Basically a game of multiplayer sudoku. Each player starts with four tiles in hand, each has a different colour and building shape. Your opponents can see your tile colours but not shape. You play the tiles to the table such that each of the 7 rows and columns conforms to sudoku rules, not matching the shape or colour within a row or column. At the end of your turn you can decide to permanently discard a tile and reduce your hand size. It took us a while to understand how this worked exactly but when it clicked it was a good mechanic. You are trying to be the last player able to play but also to have the least tiles in hand when you can’t place a tile.

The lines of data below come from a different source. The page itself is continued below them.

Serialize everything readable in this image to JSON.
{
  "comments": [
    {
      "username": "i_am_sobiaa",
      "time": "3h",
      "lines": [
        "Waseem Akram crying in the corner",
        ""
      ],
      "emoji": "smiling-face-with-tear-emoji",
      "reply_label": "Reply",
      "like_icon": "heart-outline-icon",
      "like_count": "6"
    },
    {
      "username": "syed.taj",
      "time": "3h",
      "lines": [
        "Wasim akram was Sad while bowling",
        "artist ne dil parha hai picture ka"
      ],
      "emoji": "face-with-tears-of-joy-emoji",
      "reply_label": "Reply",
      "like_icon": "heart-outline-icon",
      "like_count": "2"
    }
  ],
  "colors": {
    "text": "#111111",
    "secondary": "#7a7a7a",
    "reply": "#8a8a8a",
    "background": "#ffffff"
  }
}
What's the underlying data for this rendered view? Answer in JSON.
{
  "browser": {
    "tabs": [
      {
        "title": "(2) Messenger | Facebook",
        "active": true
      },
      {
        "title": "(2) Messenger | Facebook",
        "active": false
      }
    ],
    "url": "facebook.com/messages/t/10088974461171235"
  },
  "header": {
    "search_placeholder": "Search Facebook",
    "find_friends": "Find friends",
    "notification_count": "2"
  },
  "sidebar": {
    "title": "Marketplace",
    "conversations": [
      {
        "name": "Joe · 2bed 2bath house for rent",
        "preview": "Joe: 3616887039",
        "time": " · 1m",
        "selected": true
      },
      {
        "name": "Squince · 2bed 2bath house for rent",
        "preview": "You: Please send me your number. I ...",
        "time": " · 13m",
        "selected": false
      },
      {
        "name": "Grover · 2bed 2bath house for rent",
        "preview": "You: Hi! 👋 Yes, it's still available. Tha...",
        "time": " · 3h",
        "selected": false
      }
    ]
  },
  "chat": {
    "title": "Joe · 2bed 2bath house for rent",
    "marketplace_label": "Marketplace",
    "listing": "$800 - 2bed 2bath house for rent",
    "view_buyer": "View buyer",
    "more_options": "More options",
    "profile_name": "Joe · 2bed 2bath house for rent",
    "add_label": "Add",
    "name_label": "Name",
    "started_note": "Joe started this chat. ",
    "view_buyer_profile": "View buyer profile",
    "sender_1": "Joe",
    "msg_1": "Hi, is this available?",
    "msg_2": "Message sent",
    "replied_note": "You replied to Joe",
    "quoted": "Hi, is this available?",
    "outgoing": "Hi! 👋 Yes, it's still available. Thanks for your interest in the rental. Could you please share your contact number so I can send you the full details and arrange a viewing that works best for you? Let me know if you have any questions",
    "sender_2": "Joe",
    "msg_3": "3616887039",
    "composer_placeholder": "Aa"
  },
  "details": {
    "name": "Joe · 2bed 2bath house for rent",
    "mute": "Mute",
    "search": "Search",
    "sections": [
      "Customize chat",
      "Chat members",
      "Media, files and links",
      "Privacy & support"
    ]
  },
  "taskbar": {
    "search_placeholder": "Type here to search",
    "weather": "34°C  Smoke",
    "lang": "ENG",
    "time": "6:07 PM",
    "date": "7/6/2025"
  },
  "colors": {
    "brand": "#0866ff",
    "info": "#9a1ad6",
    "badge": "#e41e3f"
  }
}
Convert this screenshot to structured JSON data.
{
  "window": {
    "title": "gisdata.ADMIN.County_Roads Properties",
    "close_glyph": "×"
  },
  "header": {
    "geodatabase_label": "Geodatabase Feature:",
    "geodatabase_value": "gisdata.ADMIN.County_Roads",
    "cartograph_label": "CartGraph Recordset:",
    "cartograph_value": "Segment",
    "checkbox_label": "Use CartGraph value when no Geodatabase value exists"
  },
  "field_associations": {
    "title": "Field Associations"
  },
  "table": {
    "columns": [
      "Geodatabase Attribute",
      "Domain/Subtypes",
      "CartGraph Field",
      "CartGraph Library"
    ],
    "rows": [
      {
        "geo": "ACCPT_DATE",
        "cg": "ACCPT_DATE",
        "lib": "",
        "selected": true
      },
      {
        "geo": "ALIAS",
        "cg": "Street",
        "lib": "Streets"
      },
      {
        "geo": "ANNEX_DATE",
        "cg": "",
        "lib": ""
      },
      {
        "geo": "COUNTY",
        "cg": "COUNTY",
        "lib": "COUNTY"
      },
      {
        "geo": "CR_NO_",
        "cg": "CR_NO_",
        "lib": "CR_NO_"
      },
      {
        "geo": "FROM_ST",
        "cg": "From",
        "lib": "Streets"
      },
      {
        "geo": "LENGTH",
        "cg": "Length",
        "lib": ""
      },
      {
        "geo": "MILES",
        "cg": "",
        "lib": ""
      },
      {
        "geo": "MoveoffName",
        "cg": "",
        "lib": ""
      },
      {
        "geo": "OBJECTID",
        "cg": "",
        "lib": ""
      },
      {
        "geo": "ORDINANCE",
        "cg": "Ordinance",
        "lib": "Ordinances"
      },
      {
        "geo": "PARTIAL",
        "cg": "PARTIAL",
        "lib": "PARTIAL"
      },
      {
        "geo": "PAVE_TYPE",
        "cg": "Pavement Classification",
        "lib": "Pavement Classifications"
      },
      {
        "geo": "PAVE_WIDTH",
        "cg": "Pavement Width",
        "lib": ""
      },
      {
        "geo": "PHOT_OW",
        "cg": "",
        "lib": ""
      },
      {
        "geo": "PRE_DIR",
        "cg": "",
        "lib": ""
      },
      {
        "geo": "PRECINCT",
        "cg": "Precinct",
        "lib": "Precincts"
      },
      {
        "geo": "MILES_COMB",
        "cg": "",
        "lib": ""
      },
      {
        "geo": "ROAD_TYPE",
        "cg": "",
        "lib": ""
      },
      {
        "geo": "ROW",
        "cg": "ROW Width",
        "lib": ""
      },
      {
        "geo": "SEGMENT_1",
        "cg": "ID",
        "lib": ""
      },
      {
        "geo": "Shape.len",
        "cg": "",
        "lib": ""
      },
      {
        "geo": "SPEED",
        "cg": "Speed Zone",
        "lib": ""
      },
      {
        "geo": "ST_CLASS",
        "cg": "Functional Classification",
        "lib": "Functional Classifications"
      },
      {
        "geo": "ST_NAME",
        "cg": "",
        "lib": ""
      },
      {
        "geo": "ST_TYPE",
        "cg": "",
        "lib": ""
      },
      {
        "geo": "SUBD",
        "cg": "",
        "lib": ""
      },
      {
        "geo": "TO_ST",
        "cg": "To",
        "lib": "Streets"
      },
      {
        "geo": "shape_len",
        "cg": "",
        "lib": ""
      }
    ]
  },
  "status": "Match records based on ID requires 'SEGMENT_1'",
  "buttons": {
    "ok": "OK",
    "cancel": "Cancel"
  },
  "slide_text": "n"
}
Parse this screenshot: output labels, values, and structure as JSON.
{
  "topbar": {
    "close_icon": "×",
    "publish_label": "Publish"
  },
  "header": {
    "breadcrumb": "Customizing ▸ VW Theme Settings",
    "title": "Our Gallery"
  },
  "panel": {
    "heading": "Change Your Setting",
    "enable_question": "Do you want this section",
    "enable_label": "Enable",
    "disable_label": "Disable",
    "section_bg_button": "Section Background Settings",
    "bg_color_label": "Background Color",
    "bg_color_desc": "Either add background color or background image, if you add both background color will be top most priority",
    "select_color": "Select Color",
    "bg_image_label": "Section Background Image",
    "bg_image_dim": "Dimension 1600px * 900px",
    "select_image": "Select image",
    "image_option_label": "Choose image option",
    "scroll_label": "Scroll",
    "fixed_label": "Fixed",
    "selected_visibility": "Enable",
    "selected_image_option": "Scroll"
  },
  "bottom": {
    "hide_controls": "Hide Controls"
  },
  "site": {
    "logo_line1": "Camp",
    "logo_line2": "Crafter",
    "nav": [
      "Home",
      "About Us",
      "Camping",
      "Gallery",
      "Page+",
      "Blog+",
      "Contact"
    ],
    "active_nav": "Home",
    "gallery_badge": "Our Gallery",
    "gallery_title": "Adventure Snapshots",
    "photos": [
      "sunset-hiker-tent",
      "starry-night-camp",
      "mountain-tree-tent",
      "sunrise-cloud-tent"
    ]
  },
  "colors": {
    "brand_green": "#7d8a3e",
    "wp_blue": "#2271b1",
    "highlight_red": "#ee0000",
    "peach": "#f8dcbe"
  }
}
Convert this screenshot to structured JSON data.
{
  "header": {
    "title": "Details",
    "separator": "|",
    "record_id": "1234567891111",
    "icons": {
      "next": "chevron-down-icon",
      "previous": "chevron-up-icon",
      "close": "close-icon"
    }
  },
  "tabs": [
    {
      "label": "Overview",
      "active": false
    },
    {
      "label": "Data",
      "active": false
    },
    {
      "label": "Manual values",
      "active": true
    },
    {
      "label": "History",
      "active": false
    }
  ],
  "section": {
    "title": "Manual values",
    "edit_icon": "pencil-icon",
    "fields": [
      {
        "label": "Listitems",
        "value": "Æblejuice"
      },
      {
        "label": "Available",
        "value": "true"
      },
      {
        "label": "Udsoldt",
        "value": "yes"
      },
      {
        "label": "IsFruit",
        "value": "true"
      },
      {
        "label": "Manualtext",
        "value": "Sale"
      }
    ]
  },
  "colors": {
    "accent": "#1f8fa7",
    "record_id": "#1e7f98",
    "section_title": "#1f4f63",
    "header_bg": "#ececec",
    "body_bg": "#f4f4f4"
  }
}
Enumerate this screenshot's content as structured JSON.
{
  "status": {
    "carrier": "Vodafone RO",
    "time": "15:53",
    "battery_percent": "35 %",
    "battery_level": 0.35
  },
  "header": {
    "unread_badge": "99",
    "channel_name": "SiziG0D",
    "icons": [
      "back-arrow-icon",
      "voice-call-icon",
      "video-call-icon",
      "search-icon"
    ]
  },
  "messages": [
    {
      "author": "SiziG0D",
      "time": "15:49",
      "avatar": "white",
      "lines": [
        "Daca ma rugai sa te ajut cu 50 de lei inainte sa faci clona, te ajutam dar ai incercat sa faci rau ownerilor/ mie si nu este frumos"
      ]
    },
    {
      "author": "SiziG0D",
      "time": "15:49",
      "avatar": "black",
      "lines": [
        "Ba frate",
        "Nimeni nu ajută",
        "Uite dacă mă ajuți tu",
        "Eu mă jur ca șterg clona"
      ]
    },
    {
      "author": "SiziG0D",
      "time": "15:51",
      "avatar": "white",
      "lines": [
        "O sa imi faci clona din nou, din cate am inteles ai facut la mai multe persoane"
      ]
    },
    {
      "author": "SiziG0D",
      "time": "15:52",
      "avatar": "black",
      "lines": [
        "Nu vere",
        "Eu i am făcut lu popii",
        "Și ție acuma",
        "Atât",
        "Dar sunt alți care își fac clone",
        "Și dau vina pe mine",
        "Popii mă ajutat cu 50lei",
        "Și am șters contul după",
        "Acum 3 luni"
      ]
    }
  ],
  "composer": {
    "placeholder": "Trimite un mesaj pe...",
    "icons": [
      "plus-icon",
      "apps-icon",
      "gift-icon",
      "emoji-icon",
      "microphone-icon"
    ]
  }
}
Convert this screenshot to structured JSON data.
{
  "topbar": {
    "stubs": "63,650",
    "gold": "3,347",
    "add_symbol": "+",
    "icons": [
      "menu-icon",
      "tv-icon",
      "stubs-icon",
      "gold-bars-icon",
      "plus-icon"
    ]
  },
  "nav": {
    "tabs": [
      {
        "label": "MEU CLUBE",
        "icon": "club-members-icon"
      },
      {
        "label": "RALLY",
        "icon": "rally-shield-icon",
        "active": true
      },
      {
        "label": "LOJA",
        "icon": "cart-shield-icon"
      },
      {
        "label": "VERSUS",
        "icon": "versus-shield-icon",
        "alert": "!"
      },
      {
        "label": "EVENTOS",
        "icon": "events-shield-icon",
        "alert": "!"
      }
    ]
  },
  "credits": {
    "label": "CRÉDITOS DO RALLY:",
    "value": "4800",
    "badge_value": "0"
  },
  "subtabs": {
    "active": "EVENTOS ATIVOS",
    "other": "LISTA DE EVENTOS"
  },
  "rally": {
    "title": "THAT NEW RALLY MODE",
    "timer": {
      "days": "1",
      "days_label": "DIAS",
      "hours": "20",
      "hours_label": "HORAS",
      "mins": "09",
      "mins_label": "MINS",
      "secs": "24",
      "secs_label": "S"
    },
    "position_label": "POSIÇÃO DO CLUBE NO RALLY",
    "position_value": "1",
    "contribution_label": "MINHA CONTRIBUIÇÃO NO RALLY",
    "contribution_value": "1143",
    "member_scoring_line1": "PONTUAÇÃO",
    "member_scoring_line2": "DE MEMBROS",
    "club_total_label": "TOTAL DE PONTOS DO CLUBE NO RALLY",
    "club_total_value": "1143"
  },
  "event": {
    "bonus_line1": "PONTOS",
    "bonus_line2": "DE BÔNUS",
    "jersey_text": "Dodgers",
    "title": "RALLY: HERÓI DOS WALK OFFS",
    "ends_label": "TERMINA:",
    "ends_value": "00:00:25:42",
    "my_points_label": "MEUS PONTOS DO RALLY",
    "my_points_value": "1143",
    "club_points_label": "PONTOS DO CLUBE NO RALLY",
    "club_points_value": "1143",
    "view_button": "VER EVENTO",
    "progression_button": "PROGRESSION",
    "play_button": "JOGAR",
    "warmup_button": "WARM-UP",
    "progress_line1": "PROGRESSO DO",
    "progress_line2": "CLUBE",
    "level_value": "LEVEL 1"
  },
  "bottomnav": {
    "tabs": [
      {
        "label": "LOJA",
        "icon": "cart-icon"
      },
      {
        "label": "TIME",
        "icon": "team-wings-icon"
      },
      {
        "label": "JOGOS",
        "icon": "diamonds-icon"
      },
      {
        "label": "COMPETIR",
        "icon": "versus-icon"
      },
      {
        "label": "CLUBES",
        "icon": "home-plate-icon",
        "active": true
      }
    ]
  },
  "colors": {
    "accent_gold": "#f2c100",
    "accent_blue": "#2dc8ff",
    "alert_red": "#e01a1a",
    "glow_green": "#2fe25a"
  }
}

So reducing your hand size makes you more likely to have less tiles in hand when you are blocked, but also gives you less choice meaning other players might be able to carry on beyond you. It’s the kind of logic puzzle I really enjoy and a nice quick filler game.

Unconscious Mind

This is a shiny sparkly game with some lovely components where you play as assistant to Freud trying to cure the nightmares of your various patients. But it’s basically a game of moving various parts around in an engine to have the right kind of resources on hand at the right time. I quite enjoyed it. I like the use of acetate overlay cards (like those in Mystic Vale) to add the nightmares onto the patients. It’s one of those games that could be themed any way though, you end up talking about having a big red token and a medium green one, and a bit better connection to the theme would have improved the gameplay. It was pretty fun to play all the same.

Pit

A bonus that’s not on the image. Apparently this game dates from 1903. It’s a very simple, but also completely mad, game that’s based on stock trading. Ten matching cards are shuffled into the deck for every player playing. Then each player tries simultaeously to assemble a hand of ten matching cards. You do this by selecting a number of cards that match and asking another player to blindly swap the same number of their cards for yours. In no more than a couple of minutes someone manages to assemble a matching hand and rings the bell to stop the game. We played half a dozen, maybe more, rounds of it with a varying selection of five to eight players at the end of a long day of playing mostly heavy games and it was a good fun finish and whilst it’s not exactly a good bedtime game it certainly woke me up enough to drive home safely!